I have installed pam_snapper in anticipation it would be needed. That appears unlikely since /home is in the root partition the general (and automatic because the root partition exceeds 16GB) snapper operation appears as though it will automatically include home. In addition a manual invocation of snapper, if possible, could make a configuration change without a corresponding OS/app update look exactly the same as an OS/app update meaning the rollback issue that concerns me is no different than rolling back an OS/app upgrade because they will in effect be the same thing in terms of simply choosing the appropriate snapshot.
Thanks especially if you can confirm the latter process (second paragraph) making this simpler than I thought it would be.
First a caution. I don’t use “btrfs” myself, so I’m probably not the best source of advice.
When “/home” is a subvolume, I think it is excluded from the usual snapshots. So if you roll back to an earlier snapshot, that won’t roll back your home directory.
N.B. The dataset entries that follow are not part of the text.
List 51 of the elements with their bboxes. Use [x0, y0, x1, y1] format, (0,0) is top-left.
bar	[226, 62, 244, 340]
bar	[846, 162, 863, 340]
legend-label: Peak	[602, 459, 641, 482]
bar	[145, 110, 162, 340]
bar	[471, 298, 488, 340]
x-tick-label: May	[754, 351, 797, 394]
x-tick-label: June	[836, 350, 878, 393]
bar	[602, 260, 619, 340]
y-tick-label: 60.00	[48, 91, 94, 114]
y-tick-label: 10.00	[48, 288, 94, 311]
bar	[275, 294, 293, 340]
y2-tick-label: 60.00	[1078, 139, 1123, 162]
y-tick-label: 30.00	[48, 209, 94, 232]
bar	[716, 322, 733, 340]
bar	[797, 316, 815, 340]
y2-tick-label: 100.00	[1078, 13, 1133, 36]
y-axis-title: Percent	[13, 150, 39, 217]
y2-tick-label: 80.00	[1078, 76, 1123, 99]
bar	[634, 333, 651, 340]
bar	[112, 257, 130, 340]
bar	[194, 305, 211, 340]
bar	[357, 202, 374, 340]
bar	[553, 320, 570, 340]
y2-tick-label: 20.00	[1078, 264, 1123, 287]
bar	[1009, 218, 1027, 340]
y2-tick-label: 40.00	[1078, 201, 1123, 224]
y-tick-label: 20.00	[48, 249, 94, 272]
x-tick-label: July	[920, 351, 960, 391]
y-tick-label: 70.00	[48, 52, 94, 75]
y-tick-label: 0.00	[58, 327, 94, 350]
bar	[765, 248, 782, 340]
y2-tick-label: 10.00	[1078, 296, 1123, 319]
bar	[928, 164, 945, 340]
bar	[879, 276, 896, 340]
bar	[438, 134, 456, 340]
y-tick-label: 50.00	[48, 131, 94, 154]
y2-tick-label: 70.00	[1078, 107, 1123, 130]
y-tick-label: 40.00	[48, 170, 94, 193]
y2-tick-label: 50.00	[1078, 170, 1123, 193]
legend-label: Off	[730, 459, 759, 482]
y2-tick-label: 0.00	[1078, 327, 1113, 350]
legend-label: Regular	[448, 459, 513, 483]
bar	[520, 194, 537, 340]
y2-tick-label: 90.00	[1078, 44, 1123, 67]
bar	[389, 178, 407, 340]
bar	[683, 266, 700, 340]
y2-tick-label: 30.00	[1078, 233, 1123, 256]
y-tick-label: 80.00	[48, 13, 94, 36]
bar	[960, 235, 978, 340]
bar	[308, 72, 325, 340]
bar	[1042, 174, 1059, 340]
Since you are going with a large root file system, you could perhaps create a subdirectory (but NOT a subvolume) – call it “home-backup”, and from time to time, backup your home config to there. You will then have snapshots for that backup. I would suggest that you backup “.config” and “.local” but do not backup “.cache”.
Maybe someone else will have some alternative suggestions.
I just re-read the section that lead me to believe /home was snapped when the OS/app changes occur. I missed a NOT in the statement, Snapshots of home directories will be separate from OS/app upgrades. Clearly I need to do more reading this is more complicated like I originally I expected.
As t the amount of USER data in my linux file system all that will be there will be that installed by the installer and log files created as a result of operating the system. The data file I create largely audio files from audacity will NOT be stored inside the linux file system they will be transferred immediately to a separate file server that contains my multimedia files.
I re-read the statement about /home being snapped and found a NOT I missed the first time. This process is every bit as complicated as I originally thought it was. I also appear to need to read about subvolumes.